Kihon means “basics” or “fundamentals”. The term is used to refer to the basic techniques that are taught and practiced as the foundation of most Karate.
The practice and mastery of Kihon is also essential to all advanced training, and includes the practice of correct body form and breathing, while practicing basics such as stances, blocks, punches, kicks and progress to combinations, usually in that order.
In our Goju Curriculum emphasis is placed on Kihon. Without correct basics a student will not progress. Kihon is practiced every lesson as “floor exercises”, where the same technique or combination is repeated many times as students move back and forth, up and down the dojo floor. Traditional Japanese Karate training is notorious for extended periods of Kihon. This style of practice is believed to ingrain the techniques into the muscle memory of the karateka.


Kihon is not only practicing of techniques, it is also the karateka fostering the correct spirit and attitude at all times. Gogen Yamaguchi founder of Goju Kai Karate-Do wrote ………., “Master the basics” as one of his 5 precepts to Goju Kai Karate.
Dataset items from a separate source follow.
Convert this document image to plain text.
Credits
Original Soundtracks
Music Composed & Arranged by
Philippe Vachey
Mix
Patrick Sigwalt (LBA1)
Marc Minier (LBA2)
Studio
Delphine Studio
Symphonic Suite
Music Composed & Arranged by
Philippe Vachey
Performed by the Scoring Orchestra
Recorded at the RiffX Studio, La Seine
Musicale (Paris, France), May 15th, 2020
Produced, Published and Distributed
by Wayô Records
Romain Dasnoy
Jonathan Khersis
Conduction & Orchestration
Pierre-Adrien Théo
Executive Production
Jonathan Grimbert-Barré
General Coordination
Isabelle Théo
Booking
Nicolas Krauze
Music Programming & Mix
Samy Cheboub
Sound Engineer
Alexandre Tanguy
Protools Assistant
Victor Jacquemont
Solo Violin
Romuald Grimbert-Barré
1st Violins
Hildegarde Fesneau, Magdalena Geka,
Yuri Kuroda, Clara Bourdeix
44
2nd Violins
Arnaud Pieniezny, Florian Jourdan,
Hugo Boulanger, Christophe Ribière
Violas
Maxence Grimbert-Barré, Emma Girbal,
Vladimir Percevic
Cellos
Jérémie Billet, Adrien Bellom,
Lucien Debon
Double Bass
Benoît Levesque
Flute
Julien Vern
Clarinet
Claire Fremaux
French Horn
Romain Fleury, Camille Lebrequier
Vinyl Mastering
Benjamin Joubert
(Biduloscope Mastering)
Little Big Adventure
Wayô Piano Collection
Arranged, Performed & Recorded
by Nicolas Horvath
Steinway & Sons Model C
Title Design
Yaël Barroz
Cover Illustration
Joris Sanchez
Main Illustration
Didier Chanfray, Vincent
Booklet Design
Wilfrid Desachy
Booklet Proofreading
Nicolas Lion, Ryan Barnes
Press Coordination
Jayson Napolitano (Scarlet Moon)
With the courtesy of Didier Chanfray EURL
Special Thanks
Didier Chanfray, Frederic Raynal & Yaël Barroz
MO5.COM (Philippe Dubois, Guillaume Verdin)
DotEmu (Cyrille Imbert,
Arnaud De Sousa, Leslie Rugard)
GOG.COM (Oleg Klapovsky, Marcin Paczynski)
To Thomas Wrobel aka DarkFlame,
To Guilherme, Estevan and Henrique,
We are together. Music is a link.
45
I interpret that to mean that a true master of karate is one who has mastered the basics and not someone who possesses so called hidden secrets to Karate.
This Kihon concept cannot be lacking strong confidence and commitment. There is no secret technique or no shortcut to effectiveness only many years of training Kihon leading to eventual internalization, backed by unquestionable Fudoshin.

Fudoshin means a warrior state of mind obtained when the Mind, Body and Spirit become one. Achievement is only through the study of basic technique. When such a state is reached, all fighting abilities become possible and great things can be achieved.